There is an early Daft Punk track named “Teachers” that, effectively, served as a roll call for the French duo’s influences: Paul Johnson, DJ Funk, DJ Sneak. Within the context of 1997’s *Homework*, “Teachers” presented the group as bright kids ready to absorb the lessons of those who came before them. But it also marked Daft Punk as a group with a strong, dynamic relationship to the past whose music served an almost dialogic function: They weren’t just expressing themselves, they were talking to their inspirations—a conversation that spanned countries, decades, styles and technological revolutions. So while the live-band-driven sound of 2013’s *Random Access Memories* was a curveball, it was also a logical next step. The theatricality that had always been part of their stage show and presentation found its musical outlet (“Giorgio by Moroder,” the Paul Williams feature “Touch”), and the soft-rock panache they started playing with on 2001’s *Discovery* got a fuller, more earnest treatment (“Within,” the Julian Casablancas feature “Instant Crush,” the I-can’t-believe-it’s-not-The-Doobie-Brothers moves of “Fragments of Time”).
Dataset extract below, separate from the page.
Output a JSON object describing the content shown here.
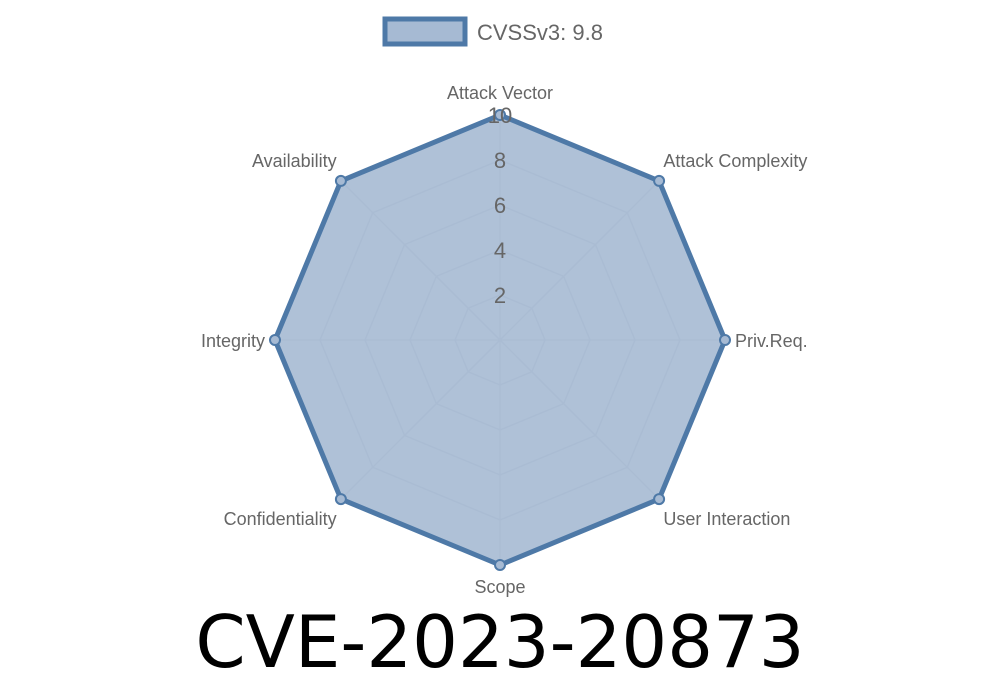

The concept, as much as the album had one, was to suggest that as great as our frictionless digital world may be, there was a sense of adventurousness and connection to the spirit of the ’70s that, if not lost, had at least been subdued. “Touch” was “All You Need Is Love” for the alienation of a post-*Space Odyssey* universe; “Give Life Back to Music” wasn’t just there to set the scene, it was a command—just think of all the joy music has brought *you*. “Get Lucky” and “Lose Yourself to Dance”—spotlights both for Pharrell and the pioneering work of Chic’s Nile Rodgers—recaptured the innocence of early disco and invited their audience to do the same. There was joy in it, but there was melancholy, too: Here was a world seen through the rearview, beautiful in part because you couldn’t quite go back to it. “As we look back at the Earth, it’s, uh, up at about 11 o’clock, about, uh, well, maybe 10 or 12 diameters,” the sampled voice of astronaut Eugene Cernan says on “Contact.” “I don\'t know whether that does you any good. But there\'s somethin’ out there.” This was the Apollo 17 mission, December 1972. It remains the last time humans have been on the moon.